Efficacy of cisplatin against the proliferation of leukemic cells (K562) was reduced when the cells were co-treated with cisplatin and DMSO therefore, UV-spectrum analysis was done using the mixture of cisplatin and DMSO. Cisplatin-DMSO adduct formation was clearly detected using UV-spectrophotometer. Steady increase in the UV-absorption peaks between 250 nm and 290 nm was observed, indicating the rapid formation of the cisplatin-DMSO adduct. Results from the present study indicate that adduct formation between cisplatin and DMSO might be the reason for the reduction of cytotoxicity of cisplatin.

Based on the above results we do not recommend the use of DMSO along with cisplatin as DMSO might interfere with the antitumor effect of the cisplatin.
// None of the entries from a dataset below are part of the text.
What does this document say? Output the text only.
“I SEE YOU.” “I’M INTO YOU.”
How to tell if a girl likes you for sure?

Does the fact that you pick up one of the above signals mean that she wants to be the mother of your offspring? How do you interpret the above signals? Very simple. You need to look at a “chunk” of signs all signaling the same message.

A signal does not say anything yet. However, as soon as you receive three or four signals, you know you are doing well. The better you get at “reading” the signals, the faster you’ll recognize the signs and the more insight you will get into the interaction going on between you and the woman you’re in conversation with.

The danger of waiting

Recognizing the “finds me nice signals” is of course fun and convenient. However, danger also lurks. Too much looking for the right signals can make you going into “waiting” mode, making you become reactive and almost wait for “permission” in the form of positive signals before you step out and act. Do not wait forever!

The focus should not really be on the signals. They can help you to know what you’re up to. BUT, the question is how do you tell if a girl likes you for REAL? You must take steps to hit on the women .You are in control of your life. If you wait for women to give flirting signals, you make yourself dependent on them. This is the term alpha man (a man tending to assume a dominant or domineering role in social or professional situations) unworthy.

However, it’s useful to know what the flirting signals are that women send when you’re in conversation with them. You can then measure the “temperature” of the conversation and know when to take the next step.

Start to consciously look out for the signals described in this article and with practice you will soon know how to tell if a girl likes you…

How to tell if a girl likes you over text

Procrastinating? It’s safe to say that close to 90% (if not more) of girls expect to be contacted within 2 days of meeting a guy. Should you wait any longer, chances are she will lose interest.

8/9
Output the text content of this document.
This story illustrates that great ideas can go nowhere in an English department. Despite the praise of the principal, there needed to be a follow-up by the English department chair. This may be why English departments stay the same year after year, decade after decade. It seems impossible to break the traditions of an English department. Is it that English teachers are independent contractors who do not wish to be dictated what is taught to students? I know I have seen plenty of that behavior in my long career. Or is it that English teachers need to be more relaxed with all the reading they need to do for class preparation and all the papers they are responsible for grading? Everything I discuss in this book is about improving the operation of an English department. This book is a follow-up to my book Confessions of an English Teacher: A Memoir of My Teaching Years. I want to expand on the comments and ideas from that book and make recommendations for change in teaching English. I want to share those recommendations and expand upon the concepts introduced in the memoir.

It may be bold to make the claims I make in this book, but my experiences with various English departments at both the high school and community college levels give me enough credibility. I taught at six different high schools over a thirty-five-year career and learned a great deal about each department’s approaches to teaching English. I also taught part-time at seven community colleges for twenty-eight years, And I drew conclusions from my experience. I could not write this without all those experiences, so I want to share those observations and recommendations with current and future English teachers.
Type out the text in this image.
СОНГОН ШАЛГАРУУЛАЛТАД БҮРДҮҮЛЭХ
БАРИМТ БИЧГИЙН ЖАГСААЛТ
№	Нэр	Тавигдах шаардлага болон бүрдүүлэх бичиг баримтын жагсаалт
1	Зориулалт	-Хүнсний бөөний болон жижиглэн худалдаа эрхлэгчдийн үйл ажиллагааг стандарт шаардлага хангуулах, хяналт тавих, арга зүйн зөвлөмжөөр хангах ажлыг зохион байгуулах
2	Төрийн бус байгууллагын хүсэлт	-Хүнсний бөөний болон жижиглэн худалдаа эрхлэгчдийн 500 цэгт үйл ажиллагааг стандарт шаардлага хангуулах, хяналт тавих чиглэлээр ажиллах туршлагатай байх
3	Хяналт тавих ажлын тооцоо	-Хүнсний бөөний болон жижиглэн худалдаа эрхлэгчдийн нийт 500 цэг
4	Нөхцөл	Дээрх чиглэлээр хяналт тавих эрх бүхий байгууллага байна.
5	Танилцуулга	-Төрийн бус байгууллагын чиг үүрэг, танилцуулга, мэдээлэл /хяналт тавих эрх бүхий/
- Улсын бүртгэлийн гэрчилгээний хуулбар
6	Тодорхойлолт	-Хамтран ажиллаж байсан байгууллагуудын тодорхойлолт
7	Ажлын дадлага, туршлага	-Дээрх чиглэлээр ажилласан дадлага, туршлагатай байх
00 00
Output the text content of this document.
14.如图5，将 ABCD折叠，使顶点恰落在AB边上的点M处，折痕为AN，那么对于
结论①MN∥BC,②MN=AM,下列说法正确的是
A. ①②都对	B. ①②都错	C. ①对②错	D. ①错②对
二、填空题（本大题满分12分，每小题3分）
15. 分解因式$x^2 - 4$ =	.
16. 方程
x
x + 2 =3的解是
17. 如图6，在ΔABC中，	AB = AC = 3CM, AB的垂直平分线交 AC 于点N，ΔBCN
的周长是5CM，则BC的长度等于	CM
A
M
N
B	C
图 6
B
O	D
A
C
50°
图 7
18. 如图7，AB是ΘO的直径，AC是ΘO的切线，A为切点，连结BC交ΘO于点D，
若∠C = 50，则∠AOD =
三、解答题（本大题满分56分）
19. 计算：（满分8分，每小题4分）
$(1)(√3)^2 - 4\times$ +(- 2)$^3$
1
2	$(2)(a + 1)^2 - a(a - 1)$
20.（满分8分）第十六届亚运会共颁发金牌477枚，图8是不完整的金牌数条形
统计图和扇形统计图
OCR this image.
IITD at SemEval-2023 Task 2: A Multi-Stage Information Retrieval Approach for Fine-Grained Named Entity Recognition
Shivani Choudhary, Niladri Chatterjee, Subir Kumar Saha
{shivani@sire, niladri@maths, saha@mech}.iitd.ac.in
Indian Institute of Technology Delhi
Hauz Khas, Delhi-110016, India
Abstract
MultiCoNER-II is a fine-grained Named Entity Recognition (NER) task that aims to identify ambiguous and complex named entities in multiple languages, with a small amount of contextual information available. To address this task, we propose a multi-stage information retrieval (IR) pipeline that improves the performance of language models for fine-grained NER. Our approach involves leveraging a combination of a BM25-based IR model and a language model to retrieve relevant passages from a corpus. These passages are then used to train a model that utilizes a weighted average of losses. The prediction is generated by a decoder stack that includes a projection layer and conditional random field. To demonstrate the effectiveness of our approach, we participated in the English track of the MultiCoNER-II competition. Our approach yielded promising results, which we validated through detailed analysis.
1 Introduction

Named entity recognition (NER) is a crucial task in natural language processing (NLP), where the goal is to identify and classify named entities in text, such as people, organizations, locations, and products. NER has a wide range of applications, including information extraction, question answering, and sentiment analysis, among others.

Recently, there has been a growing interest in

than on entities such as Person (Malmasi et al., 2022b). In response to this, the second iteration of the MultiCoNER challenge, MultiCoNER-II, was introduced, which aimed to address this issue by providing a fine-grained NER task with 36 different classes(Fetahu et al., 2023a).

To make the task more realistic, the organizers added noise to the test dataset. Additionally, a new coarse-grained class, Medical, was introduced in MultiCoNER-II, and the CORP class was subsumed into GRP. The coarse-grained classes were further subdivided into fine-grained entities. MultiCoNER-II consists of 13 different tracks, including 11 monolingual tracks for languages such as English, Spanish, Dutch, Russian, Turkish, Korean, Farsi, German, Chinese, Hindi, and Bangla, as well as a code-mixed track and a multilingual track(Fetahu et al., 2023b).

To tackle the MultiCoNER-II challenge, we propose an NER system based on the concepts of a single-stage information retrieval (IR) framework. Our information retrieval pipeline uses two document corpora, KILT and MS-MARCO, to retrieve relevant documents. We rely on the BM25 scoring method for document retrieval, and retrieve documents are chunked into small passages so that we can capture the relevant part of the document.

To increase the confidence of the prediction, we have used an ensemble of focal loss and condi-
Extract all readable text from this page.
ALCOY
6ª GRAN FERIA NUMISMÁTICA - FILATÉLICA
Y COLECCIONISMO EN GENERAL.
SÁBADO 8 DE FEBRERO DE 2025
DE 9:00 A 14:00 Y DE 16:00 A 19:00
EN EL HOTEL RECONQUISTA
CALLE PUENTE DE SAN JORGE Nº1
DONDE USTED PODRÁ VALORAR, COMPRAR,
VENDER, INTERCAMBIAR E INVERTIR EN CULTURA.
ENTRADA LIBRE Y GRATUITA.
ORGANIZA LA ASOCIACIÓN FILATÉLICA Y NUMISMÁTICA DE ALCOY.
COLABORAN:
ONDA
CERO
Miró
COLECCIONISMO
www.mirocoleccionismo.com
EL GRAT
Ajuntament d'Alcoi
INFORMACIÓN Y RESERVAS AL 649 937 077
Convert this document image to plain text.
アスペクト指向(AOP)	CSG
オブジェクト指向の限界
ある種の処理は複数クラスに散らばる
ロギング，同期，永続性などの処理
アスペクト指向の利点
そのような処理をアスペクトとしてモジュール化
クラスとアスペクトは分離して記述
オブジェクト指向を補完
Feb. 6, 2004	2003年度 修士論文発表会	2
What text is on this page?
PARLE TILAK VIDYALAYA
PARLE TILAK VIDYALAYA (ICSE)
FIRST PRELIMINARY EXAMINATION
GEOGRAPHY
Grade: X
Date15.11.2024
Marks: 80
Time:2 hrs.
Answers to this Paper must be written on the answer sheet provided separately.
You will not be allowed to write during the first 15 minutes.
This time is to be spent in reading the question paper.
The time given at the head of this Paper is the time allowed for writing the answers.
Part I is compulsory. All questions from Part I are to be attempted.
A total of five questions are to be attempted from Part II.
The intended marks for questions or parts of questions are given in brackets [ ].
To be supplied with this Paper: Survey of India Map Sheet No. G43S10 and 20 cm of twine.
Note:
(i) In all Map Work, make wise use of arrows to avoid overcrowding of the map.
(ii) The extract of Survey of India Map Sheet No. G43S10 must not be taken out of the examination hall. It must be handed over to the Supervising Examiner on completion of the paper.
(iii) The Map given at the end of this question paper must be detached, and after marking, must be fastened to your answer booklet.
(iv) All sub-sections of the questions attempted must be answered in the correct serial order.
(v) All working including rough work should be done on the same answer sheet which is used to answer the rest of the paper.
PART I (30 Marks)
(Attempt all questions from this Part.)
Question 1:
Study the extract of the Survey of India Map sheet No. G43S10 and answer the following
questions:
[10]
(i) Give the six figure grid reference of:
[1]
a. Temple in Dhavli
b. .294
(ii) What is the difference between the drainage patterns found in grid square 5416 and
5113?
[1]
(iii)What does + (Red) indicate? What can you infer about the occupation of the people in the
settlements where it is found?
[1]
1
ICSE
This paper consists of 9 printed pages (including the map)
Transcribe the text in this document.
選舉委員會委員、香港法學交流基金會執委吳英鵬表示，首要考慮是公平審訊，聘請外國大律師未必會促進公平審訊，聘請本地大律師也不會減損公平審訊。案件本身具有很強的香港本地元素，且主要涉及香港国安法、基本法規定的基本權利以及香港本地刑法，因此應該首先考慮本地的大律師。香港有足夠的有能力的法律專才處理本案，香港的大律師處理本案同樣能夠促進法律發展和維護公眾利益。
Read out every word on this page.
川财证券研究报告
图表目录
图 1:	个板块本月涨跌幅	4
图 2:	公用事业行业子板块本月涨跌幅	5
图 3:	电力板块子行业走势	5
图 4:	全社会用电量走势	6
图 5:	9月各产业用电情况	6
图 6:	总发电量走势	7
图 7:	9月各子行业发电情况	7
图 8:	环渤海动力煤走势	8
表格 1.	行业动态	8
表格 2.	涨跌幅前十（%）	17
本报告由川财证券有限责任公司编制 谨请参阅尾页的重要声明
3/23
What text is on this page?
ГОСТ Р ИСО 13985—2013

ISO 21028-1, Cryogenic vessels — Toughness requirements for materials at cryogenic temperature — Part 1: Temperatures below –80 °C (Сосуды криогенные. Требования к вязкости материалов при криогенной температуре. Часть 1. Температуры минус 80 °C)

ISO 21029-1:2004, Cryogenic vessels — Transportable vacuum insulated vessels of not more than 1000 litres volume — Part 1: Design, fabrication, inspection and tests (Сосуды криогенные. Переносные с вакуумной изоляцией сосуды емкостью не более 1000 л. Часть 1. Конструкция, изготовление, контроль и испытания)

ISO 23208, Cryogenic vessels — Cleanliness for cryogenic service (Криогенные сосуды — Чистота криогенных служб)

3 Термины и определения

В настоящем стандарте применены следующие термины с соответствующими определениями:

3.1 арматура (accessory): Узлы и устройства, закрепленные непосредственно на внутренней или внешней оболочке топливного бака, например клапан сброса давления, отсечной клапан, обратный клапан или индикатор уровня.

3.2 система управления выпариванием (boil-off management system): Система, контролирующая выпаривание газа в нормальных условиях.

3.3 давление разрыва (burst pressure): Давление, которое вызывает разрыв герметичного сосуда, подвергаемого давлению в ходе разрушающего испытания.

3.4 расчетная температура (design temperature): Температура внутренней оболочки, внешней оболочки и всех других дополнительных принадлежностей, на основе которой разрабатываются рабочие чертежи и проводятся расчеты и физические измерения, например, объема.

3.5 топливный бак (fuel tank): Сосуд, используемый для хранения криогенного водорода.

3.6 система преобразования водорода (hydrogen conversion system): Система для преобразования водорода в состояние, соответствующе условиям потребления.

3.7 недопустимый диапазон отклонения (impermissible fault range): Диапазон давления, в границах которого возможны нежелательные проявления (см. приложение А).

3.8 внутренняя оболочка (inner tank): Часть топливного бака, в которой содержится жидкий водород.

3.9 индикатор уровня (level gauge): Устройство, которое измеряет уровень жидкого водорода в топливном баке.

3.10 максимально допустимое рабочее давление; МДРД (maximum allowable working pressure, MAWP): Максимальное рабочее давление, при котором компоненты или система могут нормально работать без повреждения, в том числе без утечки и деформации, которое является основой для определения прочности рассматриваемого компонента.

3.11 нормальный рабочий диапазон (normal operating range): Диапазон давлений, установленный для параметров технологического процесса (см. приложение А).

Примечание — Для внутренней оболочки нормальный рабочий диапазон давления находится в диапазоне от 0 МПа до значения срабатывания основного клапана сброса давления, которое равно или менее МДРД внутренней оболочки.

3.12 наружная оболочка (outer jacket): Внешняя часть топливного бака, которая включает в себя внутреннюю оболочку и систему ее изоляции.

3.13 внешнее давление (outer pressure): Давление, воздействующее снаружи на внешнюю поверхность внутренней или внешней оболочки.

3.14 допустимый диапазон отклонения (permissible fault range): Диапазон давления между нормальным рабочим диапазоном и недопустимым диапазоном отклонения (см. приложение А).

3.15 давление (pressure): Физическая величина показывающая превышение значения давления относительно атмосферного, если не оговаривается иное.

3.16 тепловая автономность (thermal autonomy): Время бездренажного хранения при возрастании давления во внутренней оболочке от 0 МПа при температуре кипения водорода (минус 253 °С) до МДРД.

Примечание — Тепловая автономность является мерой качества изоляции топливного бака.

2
Similar results were previously reported when DMSO was used along with cisplatin.[8] Therefore, before using DMSO as vehicle for dissolving any platinum-based drugs or hydrophobic molecules it is necessary to study the effect of DMSO on the same drugs using UV-spectrometer or mass spectrometer. Thus studying the effect of DMSO on platinum-based drugs or any hydrophobic molecules can possibly avoid the misinterpretation of the actual efficacy of the drug in cell culture studies.